Center for Innovation and Entrepreneurship Opens at CMC

Claremont McKenna College (CMC) is unveiling its Center for Innovation and Entrepreneurship (CIE) today, part of an effort to encourage entrepreneurship throughout the Claremont Colleges. 

“Our objective is for the Center to become the hub of entrepreneurial activity at the Claremont Colleges,” wrote Janet Smith, the center’s faculty director, in an e-mail to TSL. 

The launch event will feature a presentation by Wayne Slavitt CM ’80, a panel discussion and an open house at the Center.

The CIE was established through a collaborative effort by students, CMC’s Office of the Dean of the Faculty, the Kravis Leadership Institute (KLI) and the Robert Day School of Economics (RDS).

Julian Mackie CM ’15, one of the Center’s two executive student directors, explained that the Center will be a place where students can “bounce ideas off each other” to develop their plans for business ventures.

“It’s kind of our vision to really spark people’s interest this year in entrepreneurship and the idea of creating your future,” he said. 

The CIE is working with the KLI and the RDS to organize guest lectures, roundtable discussions and workshops, as well as develop a network of successful entrepreneurs who can mentor students.

“It’s a true partnership-collaborative model that’s multi-disciplinary,” said Sarah Smith Orr, Executive Director of the KLI and a member of the Center’s steering committee. 

Orr said that CIE and the KLI have arranged a lecture by Chris Hughes, co-founder of Facebook, at CMC’s Marian Miner Cook Athenaeum Oct. 24. They also have planned a two-part workshop entitled “Idea Formation and Evaluation,” Smith said.   

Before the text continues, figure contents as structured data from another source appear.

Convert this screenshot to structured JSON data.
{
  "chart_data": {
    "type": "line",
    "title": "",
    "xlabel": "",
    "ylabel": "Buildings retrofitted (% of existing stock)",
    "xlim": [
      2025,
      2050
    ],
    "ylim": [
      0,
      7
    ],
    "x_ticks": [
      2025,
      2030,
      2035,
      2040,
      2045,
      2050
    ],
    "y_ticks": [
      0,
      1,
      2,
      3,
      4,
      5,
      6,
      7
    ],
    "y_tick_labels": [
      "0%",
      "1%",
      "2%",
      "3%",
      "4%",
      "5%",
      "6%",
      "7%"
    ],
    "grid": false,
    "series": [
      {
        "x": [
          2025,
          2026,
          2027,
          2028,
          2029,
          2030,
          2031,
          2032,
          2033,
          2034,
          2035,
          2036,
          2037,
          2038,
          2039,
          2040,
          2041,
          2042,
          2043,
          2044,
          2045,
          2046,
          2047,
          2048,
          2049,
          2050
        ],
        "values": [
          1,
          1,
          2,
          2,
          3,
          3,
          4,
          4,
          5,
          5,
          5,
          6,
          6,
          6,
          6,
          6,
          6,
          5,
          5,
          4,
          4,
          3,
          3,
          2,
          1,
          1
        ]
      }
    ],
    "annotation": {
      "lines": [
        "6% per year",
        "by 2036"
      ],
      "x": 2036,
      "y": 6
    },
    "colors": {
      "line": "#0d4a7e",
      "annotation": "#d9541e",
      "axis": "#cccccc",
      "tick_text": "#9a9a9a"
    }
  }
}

The Center, located at 530 Mills Avenue, includes a conference room, a “creative space” for discussing ideas and a workroom with a drawing table, Mackie said. Many of the walls are covered with whiteboards for illustrating ideas. 

Mackie, fellow Executive Student Director Tyler Sonnemaker CM ’15 and other students filled the Center with furniture from IKEA that they put together themselves.

“I love the idea that this is student-built,” Mackie said. “That’s kind of the essence.”

Mackie said that he sees a lot of entrepreneurial energy at CMC as well as the rest of the colleges. 

“This is kind of this big bang moment that’s about to explode,” he said. 

He pointed to the Pomona Ventures Club as well as entrepreneurship clubs at Harvey Mudd College (HMC) and Scripps College. 

“Because of our specialties, working together is going to be a huge benefit,” he said. 

This year, Forbes ranked HMC and CMC fifteenth and seventeenth, respectively, on its list of the Most Entrepreneurial Colleges in America, based on the number of alumni who have founded companies that employ ten or more staff members.

“Most kids and at some point even most faculty who come to CMC are kind of genetically predisposed, and hardwired, for entrepreneurship,” said Gregory Hess, Vice President for Academic Affairs and Dean of the Faculty at CMC. “It’s integral to what we’re trying to do here at the college.”

He added, “Young people see this as driving a lot of their future employment prospects, that the world has changed a little bit. I think they recognize that they’re going to have to create more of their opportunities that kids who graduated ten or 20 years ago didn’t have to.”

Orr said that the opportunities provided by the Center are “extraordinary.” 

“Whether or not they’re going to become entrepreneurs, it breaks them out of the narrow, limited box of thinking about what they can do,” she said.